Wednesday, May 18, 2011

Good Science in Politics

I just read a great article over by Ben Goldacre, at the Guardian (British newspaper, SOURCE )

Ben's Column, called Bad Science, is about how people misuse science, usually the media, but also the British government.  The US is no better.

This particular article complains about the lack of randomized trials for government policies.  Instead of finding out if something works scientificially, we let the program administrators tell us whatever they want to, and usually don't find out how they failed (or worse, 'succeeded' at the same rate as no policy), unless there is an investigation.

So I hereby propose a simple rule - every pilot project include a randomized trial to see if it works.  By 'pilot project', I would include any project that is not funded well enough to cover all possible participants.  That is, if you are not giving enough money to house all the homeless, but only enough to house 1/10 (or even 1/2), that counts as a pilot project. 

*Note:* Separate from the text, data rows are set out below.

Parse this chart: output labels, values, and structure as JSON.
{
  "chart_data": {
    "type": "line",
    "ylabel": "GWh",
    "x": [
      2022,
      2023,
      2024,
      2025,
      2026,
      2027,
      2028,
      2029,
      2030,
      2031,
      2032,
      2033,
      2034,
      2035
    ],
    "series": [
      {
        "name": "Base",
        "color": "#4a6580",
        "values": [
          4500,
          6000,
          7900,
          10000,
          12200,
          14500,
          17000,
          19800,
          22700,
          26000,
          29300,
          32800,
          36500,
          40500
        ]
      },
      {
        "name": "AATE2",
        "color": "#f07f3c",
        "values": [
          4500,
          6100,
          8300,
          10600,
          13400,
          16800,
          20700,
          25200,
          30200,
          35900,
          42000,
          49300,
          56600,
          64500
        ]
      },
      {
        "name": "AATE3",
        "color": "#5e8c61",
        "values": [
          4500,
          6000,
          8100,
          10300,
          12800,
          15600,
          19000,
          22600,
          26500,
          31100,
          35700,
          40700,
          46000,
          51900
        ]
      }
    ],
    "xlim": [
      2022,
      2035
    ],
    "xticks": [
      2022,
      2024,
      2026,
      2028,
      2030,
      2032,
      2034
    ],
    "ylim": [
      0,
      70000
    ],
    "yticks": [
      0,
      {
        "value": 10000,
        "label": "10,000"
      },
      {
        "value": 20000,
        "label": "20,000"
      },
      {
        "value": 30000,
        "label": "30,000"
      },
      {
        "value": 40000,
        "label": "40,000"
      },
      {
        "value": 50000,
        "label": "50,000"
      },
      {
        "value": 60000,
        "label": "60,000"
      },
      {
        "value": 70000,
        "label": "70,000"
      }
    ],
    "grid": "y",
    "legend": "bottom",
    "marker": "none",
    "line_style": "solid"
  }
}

At heart, this would be putting the science back into politics.  We could finally learn if a syringe exchange program really cut down on blood borne disease, of as some would claim, increased drug use.  We could actually find out if the athletic teams (or music programs) helped students or took up valuable time for more academic pursuits. 

The funding for such trials could come from the National Science Foundation, and should be relatively minor, as compared to the cost of the programs themselves.